Bild 1: Dr. Stefan Kampmann (Osram): „Wir sind überzeugt, dass wir damit das Licht der Zukunft – Made in Germany – … und Sicherheit – Made in Germany – realisiert haben.“

Bild 1: Dr. Stefan Kampmann (Osram): „Wir sind überzeugt, dass wir damit das Licht der Zukunft – Made in Germany – … und Sicherheit – Made in Germany – realisiert haben.“ Alfred Vollmer

Noch ist es „nur“ ein abgeschlossenes Forschungsprojekt, aber die Redaktion hat sich vor Ort überzeugt: Die Grundlagen für einen intelligenten LED-Fahrzeugscheinwerfer mit hoher Auflösung sind entwickelt, und das Ergebnis lässt vermuten, dass der geplante SOP in Serienfahrzeugen zum Ende dieses Jahrzehnts realistisch zu schaffen ist, denn alle Entwicklungspartner haben offensichtlich von Anfang an auf ein für die Massenfertigung taugliches Produkt im Auto hingearbeitet.

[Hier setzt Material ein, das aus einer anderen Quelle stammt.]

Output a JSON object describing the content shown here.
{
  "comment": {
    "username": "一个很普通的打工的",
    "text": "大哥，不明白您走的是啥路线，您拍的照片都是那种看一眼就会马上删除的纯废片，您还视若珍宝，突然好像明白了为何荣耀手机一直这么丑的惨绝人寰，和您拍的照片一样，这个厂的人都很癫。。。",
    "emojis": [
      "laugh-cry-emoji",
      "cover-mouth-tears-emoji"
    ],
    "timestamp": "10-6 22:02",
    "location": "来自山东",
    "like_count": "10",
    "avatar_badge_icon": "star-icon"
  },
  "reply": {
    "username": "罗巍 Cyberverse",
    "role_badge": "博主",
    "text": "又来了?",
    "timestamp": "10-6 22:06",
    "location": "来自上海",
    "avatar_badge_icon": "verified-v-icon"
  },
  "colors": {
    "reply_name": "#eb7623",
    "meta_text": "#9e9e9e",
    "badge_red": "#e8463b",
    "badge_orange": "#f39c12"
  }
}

Unter der Gesamtprojektleitung von Osram entwickelte das Team, dem auch die Projektpartner Daimler, Fraunhofer IZM, Hella und Infineon angehören, ein Demonstrationsmodell, das weit mehr ist als nur ein Labordemonstrator. Jeder der in einem Fahrzeug aus dem Hause Daimler eingebauten fertigen Demo-Scheinwerfer enthält drei neuartige LED-Lichtquellen mit jeweils 1024 einzeln ansteuerbaren Punkten, das Scheinwerfersystem somit 6 x 1024 Lichtpunkte, die über die gesamte Projektionsbreite ihr Lichtbild ausstrahlen. Dadurch lässt sich das Scheinwerferlicht sehr genau an die jeweilige Verkehrssituation anpassen, so dass immer möglichst optimale Lichtverhältnisse herrschen können, ohne andere Verkehrsteilnehmer zu blenden. Das Licht lässt sich an jeden denkbaren Kurvenverlauf so anpassen, dass es keine dunklen Randbereiche gibt.